ちなみに小川はラフプレーをしたが、破壊しようまでは考えていなかった。つまり冤罪。伊川の心の闇が作り出した虚像だった。
伊川は、北瀬や薬師部員の勝ちたいという気持ちや、学校の雰囲気に飲まれまくっていた。彼本人は、対して甲子園に行きたいとも思っていない筈なのだが……
運良くなのか、運悪くなのか。マグレで接触事故が起きそうに無い程度の距離感で、伊川は帰塁する事が出来た。
伊川の珍しい神走塁で、観客席は盛り上がっていた。
「ツーアウトだけど、稲実から1点取ったぞ!」
「伊川足はえぇ……!」
「何であいつ全く盗塁しないんだ?」
「さぁ、苦手なんじゃね?」
今回伊川をアウトに出来なかったのを、矢部のせいだと攻める訳にはいかない。今伊川が本塁に走っていったが、どう考えても3塁で待つべきタイミングだったのだ。
伊川本人は無自覚だが、完璧にヒットエンドランに近い形で暴走していた。ベンチからは指示が出ていないのにである。
まあ伊川が珍しく、リスクを取ったプレーをしたのに感動した監督は、わざわざ無粋な発言はしなかったが。
どうせなら、打撃の時もやってくれれば良いのにな……そう思いつつ、轟監督は伊川のプレーを喜んでいた。
まあ伊川は野球に対してやる気が出たのではなく、北瀬の熱意や観客達の熱気に当てられていただけだが、この時やる気を出していたのは本当である。

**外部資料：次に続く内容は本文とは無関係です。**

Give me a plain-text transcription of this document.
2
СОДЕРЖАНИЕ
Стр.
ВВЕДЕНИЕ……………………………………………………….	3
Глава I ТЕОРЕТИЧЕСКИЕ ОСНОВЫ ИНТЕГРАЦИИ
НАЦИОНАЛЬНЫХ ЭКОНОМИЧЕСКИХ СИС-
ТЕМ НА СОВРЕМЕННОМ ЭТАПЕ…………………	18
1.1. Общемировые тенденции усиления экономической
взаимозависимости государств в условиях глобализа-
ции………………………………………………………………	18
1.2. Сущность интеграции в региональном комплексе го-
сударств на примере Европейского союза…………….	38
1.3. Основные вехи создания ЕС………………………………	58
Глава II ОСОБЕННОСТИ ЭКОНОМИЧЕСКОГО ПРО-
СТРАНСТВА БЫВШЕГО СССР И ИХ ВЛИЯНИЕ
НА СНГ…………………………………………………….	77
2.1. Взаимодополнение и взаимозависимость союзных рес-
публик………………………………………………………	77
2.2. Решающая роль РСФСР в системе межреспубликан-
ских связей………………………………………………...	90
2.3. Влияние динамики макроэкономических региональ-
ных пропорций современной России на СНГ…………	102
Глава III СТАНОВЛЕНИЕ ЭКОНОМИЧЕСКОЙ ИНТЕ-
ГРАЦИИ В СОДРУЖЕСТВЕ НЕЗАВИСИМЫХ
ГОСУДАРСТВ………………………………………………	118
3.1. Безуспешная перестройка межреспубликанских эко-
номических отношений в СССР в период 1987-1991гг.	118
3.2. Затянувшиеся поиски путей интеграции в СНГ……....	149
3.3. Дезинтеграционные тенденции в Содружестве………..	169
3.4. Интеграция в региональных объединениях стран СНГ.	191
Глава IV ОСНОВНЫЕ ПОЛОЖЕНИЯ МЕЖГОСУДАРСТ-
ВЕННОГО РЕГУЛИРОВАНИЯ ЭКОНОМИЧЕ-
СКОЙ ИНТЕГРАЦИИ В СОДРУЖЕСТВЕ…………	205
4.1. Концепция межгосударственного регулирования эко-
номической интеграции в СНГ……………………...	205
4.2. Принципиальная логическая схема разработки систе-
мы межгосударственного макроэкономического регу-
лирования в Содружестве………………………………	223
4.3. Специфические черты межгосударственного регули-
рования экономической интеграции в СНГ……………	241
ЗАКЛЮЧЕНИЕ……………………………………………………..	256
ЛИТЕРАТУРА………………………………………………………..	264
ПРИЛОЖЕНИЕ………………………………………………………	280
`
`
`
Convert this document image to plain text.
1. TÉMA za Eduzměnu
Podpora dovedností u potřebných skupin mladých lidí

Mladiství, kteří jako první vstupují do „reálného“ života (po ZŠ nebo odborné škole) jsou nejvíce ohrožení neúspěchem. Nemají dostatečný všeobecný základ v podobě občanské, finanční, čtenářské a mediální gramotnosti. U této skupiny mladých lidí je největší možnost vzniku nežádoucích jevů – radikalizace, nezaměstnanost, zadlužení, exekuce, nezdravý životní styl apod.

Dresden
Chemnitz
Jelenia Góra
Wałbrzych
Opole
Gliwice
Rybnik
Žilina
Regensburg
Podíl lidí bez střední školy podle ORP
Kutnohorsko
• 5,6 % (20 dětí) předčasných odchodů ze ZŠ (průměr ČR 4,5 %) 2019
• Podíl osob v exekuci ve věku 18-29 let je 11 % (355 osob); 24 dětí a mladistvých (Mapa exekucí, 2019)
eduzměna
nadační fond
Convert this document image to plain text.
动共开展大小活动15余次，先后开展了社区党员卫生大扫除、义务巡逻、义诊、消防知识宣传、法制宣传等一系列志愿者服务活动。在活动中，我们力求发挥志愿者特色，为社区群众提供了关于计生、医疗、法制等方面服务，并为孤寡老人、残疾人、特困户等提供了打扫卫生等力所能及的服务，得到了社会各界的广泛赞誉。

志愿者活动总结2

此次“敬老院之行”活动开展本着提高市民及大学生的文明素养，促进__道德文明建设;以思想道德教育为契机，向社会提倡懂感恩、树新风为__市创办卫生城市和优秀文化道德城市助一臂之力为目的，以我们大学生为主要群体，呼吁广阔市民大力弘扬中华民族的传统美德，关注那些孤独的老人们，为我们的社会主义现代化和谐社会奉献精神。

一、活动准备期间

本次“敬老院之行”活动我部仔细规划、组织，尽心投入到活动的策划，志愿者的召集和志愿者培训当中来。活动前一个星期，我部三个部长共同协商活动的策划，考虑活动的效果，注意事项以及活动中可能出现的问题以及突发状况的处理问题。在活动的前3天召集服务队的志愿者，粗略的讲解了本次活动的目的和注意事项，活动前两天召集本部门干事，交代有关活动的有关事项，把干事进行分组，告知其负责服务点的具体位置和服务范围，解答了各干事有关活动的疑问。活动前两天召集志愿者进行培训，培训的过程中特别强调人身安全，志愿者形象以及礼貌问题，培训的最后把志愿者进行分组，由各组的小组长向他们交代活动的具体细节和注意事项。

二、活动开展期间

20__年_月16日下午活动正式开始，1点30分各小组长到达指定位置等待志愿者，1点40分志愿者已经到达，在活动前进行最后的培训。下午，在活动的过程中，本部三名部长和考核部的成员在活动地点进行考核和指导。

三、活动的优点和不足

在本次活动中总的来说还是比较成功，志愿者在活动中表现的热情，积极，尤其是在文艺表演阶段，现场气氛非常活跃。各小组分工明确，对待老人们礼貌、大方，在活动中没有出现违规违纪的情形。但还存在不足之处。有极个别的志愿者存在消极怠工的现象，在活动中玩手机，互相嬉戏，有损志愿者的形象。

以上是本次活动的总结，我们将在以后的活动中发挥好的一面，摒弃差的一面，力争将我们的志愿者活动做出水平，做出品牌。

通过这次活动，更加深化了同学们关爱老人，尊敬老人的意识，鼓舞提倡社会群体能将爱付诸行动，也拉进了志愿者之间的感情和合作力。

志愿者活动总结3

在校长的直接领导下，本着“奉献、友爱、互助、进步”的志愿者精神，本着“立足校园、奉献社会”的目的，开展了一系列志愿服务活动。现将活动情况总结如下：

この後は、三島をアウトに討ち取りスリーアウトチェンジ。成宮は初回から1点を取られてしまったが、薬師3強に対してコレなら誇っても良いだろう。
……成宮は、それを一応分かった上で悔しがっていた。
「あークソ! 点取られるつもりなかったのに!」
「鳴さん! でも凄いピッチングでしたよ、鳴さん以外には出来ない投球でした!」
「……こんなの俺ならやって当然だし! 樹は黙ってて!」
……稲城実業新生バッテリーの気持ちは、まだまだチグハグだった。試合で問題が起きかねない微妙な仲だったが、それでも成宮鳴が強い事は変わりない。